As many ski resorts are closed and lifts stay out of operation, cycling remains an enjoyable winter alternative. The other advantage is that unlike cross-country skiing, MTB cycling does not require groomed tracks. Especially e-bikes offer perfect fun for the whole family as they are capable of towing up to 4 kids on a sledge or bobsleigh (as seen in the photo). Professional biker Richard Gasperotti tells you how to enjoy a winter ride at its best.
To those who decided to try out cycling on snow, I’d recommend replacing regular pedals with platforms that comfortably accommodate even the oversized winter shoes. Following the experiences of off-road drivers, slightly lessening the pressure in the tyres helps to gain better traction. Some bikers even choose tyres fitted with metal spikes that bite into the ice to prevent skidding. On a continuous layer of snow in Scandinavia, I would put them on too but the spikes can turn into a disadvantage on a mixed surface. Take extra care to lubricate the chain, which is exposed to the moisture from the snow and the aggressive salt from the road grit.
Also, pay attention to brakes. The rotors get covered in snow, which thaws and turns into ice after a short time of not braking, resulting in dwindled efficiency through the very first moments of your braking efforts. Therefore, remove the thin ice layer by hitting the brake lever lightly from time to time during the ride. If you travel by car, a small broom comes in handy to sweep the bike off snow after the ride to keep the boot dry.
The tour planning
If you are used to riding on a favourite trail, arrange the very first snowy ride so that you can return home on a normal road in case of fatigue, which is far better than an exhausting ride through snowdrifts.
Battery capacity limited
Cold and frost are no good for batteries as you might have already learned due to your mobile phone. If you expect to travel by car, transport a fully-charged battery separately inside the vehicle. According to my experience, I’ve estimated that a low temperature under zero °C can reduce the battery capacity by roughly 20%. Given that, the average length of your trip should be cut by a fifth to prevent being left in the middle of snowed-under nowhere without motor assistance.

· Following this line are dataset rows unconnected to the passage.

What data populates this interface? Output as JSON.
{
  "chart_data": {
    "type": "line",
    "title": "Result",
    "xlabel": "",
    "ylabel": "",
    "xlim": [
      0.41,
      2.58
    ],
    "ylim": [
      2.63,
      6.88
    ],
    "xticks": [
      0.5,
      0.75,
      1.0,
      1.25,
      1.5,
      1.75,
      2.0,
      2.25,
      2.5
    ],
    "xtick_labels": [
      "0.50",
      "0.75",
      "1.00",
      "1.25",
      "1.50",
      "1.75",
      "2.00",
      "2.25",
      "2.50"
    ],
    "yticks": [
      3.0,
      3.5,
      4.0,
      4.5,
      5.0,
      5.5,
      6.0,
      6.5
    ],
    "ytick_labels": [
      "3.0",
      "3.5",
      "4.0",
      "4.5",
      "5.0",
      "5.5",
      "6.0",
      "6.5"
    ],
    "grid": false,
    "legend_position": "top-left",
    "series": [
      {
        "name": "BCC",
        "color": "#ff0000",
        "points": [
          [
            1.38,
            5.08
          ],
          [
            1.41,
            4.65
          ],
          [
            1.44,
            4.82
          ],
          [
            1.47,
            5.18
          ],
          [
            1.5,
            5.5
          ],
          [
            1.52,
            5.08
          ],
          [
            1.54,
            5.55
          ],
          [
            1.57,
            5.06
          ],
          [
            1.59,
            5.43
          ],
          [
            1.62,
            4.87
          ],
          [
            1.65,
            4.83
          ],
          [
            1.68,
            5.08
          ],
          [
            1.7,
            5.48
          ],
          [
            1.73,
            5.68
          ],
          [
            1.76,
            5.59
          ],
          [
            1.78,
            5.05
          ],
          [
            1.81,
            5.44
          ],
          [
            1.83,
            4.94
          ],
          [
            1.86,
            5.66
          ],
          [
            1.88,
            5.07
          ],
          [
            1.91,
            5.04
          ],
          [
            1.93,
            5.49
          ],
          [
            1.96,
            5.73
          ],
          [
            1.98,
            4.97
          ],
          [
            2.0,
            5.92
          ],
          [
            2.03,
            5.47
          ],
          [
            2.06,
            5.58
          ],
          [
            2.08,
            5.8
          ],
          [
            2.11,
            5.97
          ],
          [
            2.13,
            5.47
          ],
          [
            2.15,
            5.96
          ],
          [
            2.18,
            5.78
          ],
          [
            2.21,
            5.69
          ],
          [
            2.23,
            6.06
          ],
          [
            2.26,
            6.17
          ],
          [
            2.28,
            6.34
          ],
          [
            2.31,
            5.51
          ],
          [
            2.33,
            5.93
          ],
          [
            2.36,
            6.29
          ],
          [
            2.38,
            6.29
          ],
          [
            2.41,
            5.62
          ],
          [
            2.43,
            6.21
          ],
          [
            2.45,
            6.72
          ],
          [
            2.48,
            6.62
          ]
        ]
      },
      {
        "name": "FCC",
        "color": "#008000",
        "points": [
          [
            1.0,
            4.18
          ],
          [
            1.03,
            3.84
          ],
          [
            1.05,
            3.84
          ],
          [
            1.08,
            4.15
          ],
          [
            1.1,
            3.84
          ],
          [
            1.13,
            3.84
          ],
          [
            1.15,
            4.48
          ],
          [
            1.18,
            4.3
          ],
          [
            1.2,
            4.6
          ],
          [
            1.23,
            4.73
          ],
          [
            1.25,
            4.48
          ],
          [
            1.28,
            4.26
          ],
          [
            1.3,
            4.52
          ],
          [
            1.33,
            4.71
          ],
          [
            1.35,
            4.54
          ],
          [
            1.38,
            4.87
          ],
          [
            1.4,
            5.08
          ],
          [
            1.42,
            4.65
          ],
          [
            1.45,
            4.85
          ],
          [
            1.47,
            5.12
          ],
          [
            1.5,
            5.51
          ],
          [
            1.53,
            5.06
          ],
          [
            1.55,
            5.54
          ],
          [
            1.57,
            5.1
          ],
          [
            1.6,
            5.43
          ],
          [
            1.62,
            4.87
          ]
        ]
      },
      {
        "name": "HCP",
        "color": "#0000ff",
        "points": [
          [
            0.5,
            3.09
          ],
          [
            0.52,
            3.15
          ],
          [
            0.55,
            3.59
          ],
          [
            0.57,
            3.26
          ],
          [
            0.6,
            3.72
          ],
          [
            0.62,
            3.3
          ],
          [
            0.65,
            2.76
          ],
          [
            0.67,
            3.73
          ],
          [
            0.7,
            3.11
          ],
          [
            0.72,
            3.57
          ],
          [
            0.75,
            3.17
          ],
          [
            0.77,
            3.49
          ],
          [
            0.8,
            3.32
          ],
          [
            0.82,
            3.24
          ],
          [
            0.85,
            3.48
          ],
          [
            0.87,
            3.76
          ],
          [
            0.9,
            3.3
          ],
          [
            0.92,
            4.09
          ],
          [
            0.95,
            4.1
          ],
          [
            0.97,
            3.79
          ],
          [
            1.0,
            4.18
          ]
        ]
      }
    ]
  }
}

Appropriate clothing for cycling on snow should be considered even more seriously than in any other part of the year. It is necessary to protect the front part of the body, especially the chest. The combination of technical/thermal underwear or a woollen T-shirt with a wind-stopper layer and jacket is advisable. Don’t forget to put on a helmet as you never know what obstacle has been left under the snow cover. You can also crash unexpectedly on ice.
While the integral helmet offers comfort by covering the entire head, regular helmet users are recommended to put a cap or a balaclava underneath to stay away from cold. Because the human body draws its warmth to internal organs in winter, fingertips freeze quickly. Therefore, before you embark on your cycling on snow session, put on winter shoes, cosy socks and insulated gloves. I take one extra top layer in my backpack, which I fish out whenever I stop to prevent the low outside temperature from cooling down the sweat covering my body.
Even if the sensation of thirst is not as urgent as in summer, you’ll sweat a lot and lose lots of water. To stay hydrated, insulated bottles to fit in the bike cage are available, yet I’d personally fill a vacuum flask with tea and carry it in my backpack. Even though Camel Bags are great in summer, the tube might get frozen and thus obstructed after a while of riding in temperatures below zero.